Unless the kids on your holiday list are moving toward early adulthood, stuff won’t make the impact you want it to. Young kids have terrible memories when it comes to the lineage of their gifts. My children (who are 6 and 9) have stared me in the face and raved about a toy their grandparents gave them, only to be reminded that I gave that very toy to them. So, if you want them to remember you for something, it won’t be for a gift.

The joy of stuff is fleeting

Don’t get me wrong, kids like stuff. However, the joy stuff brings is short lived. Once the novelty of a new thing wears off, my kids are looking for a new fix. For what it’s worth, that fix usually involves playing with the same magnet blocks they’ve had for four years and the bubble wrap that came in the shipping box for my dish soap.

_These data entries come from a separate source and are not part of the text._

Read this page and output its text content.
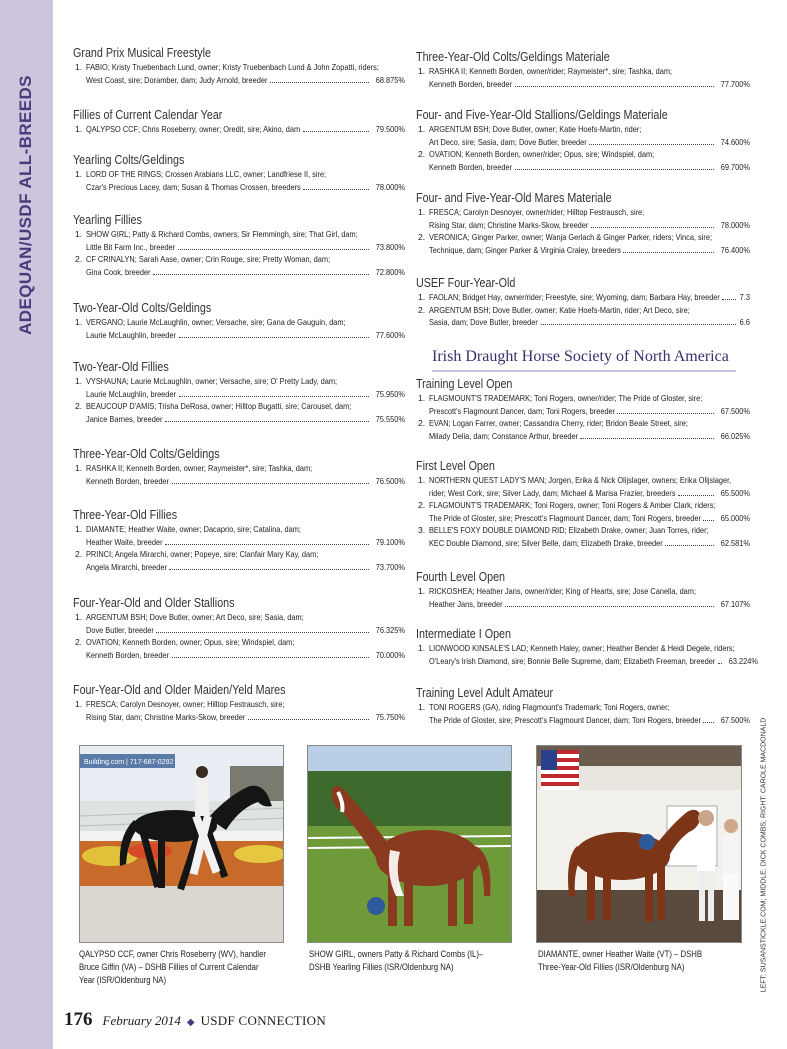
ADEQUAN/USDF ALL-BREEDS
Grand Prix Musical Freestyle
1. FABIO; Kristy Truebenbach Lund, owner; Kristy Truebenbach Lund & John Zopatti, riders;
West Coast, sire; Doramber, dam; Judy Arnold, breeder	68.875%
Fillies of Current Calendar Year
1. QALYPSO CCF; Chris Roseberry, owner; Oredit, sire; Akino, dam	79.500%
Yearling Colts/Geldings
1. LORD OF THE RINGS; Crossen Arabians LLC, owner; Landfriese II, sire;
Czar's Precious Lacey, dam; Susan & Thomas Crossen, breeders	78.000%
Yearling Fillies
1. SHOW GIRL; Patty & Richard Combs, owners; Sir Flemmingh, sire; That Girl, dam;
Little Bit Farm Inc., breeder	73.800%
2. CF CRINALYN; Sarah Aase, owner; Crin Rouge, sire; Pretty Woman, dam;
Gina Cook, breeder	72.800%
Two-Year-Old Colts/Geldings
1. VERGANO; Laurie McLaughlin, owner; Versache, sire; Gana de Gauguin, dam;
Laurie McLaughlin, breeder	77.600%
Two-Year-Old Fillies
1. VYSHAUNA; Laurie McLaughlin, owner; Versache, sire; O' Pretty Lady, dam;
Laurie McLaughlin, breeder	75.950%
2. BEAUCOUP D'AMIS; Trisha DeRosa, owner; Hilltop Bugatti, sire; Carousel, dam;
Janice Barnes, breeder	75.550%
Three-Year-Old Colts/Geldings
1. RASHKA II; Kenneth Borden, owner; Raymeister*, sire; Tashka, dam;
Kenneth Borden, breeder	76.500%
Three-Year-Old Fillies
1. DIAMANTE; Heather Waite, owner; Dacaprio, sire; Catalina, dam;
Heather Waite, breeder	79.100%
2. PRINCI; Angela Mirarchi, owner; Popeye, sire; Clanfair Mary Kay, dam;
Angela Mirarchi, breeder	73.700%
Four-Year-Old and Older Stallions
1. ARGENTUM BSH; Dove Butler, owner; Art Deco, sire; Sasia, dam;
Dove Butler, breeder	76.325%
2. OVATION; Kenneth Borden, owner; Opus, sire; Windspiel, dam;
Kenneth Borden, breeder	70.000%
Four-Year-Old and Older Maiden/Yeld Mares
1. FRESCA; Carolyn Desnoyer, owner; Hilltop Festrausch, sire;
Rising Star, dam; Christine Marks-Skow, breeder	75.750%
Three-Year-Old Colts/Geldings Materiale
1. RASHKA II; Kenneth Borden, owner/rider; Raymeister*, sire; Tashka, dam;
Kenneth Borden, breeder	77.700%
Four- and Five-Year-Old Stallions/Geldings Materiale
1. ARGENTUM BSH; Dove Butler, owner; Katie Hoefs-Martin, rider;
Art Deco, sire; Sasia, dam; Dove Butler, breeder	74.600%
2. OVATION; Kenneth Borden, owner/rider; Opus, sire; Windspiel, dam;
Kenneth Borden, breeder	69.700%
Four- and Five-Year-Old Mares Materiale
1. FRESCA; Carolyn Desnoyer, owner/rider; Hilltop Festrausch, sire;
Rising Star, dam; Christine Marks-Skow, breeder	78.000%
2. VERONICA; Ginger Parker, owner; Wanja Gerlach & Ginger Parker, riders; Vinca, sire;
Technique, dam; Ginger Parker & Virginia Craley, breeders	76.400%
USEF Four-Year-Old
1. FAOLAN; Bridget Hay, owner/rider; Freestyle, sire; Wyoming, dam; Barbara Hay, breeder 7.3
2. ARGENTUM BSH; Dove Butler, owner; Katie Hoefs-Martin, rider; Art Deco, sire;
Sasia, dam; Dove Butler, breeder	6.6
Training Level Open
1. FLAGMOUNT'S TRADEMARK; Toni Rogers, owner/rider; The Pride of Gloster, sire;
Prescott's Flagmount Dancer, dam; Toni Rogers, breeder	67.500%
2. EVAN; Logan Farrer, owner; Cassandra Cherry, rider; Bridon Beale Street, sire;
Milady Delia, dam; Constance Arthur, breeder	66.025%
First Level Open
1. NORTHERN QUEST LADY'S MAN; Jorgen, Erika & Nick Olijslager, owners; Erika Olijslager,
rider; West Cork, sire; Silver Lady, dam; Michael & Marisa Frazier, breeders	65.500%
2. FLAGMOUNT'S TRADEMARK; Toni Rogers, owner; Toni Rogers & Amber Clark, riders;
The Pride of Gloster, sire; Prescott's Flagmount Dancer, dam; Toni Rogers, breeder 65.000%
3. BELLE'S FOXY DOUBLE DIAMOND RID; Elizabeth Drake, owner; Juan Torres, rider;
KEC Double Diamond, sire; Silver Belle, dam; Elizabeth Drake, breeder	62.581%
Fourth Level Open
1. RICKOSHEA; Heather Jans, owner/rider; King of Hearts, sire; Jose Canella, dam;
Heather Jans, breeder	67.107%
Intermediate I Open
1. LIONWOOD KINSALE'S LAD; Kenneth Haley, owner; Heather Bender & Heidi Degele, riders;
O'Leary's Irish Diamond, sire; Bonnie Belle Supreme, dam; Elizabeth Freeman, breeder 63.224%
Training Level Adult Amateur
1. TONI ROGERS (GA), riding Flagmount's Trademark; Toni Rogers, owner;
The Pride of Gloster, sire; Prescott's Flagmount Dancer, dam; Toni Rogers, breeder 67.500%
Irish Draught Horse Society of North America
Building.com | 717-687-0292
QALYPSO CCF, owner Chris Roseberry (WV), handler
Bruce Giffin (VA) – DSHB Fillies of Current Calendar
Year (ISR/Oldenburg NA)
SHOW GIRL, owners Patty & Richard Combs (IL)–
DSHB Yearling Fillies (ISR/Oldenburg NA)
DIAMANTE, owner Heather Waite (VT) – DSHB
Three-Year-Old Fillies (ISR/Oldenburg NA)	LEFT: SUSANSTICKLE.COM; MIDDLE: DICK COMBS; RIGHT: CAROLE MACDONALD
176 February 2014 ◆ USDF CONNECTION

People are better than things

People make lasting impressions. The joys of family and kinship are what actually impress on kids. The gifts my children are most likely to remember are those that involved time. They remember who gave them a book when the giver repeatedly reads that book to them. They remember who gave them a baseball and tee after that person fielded their hits and watched them run the bases. I’m certain it’s not the gift that stays with them, it’s the quality time that makes an impression.

This year is real conundrum. If stuff isn’t the answer, how do you stay present? When you can’t physically be there for the kids in your life, how do you make them feel your love?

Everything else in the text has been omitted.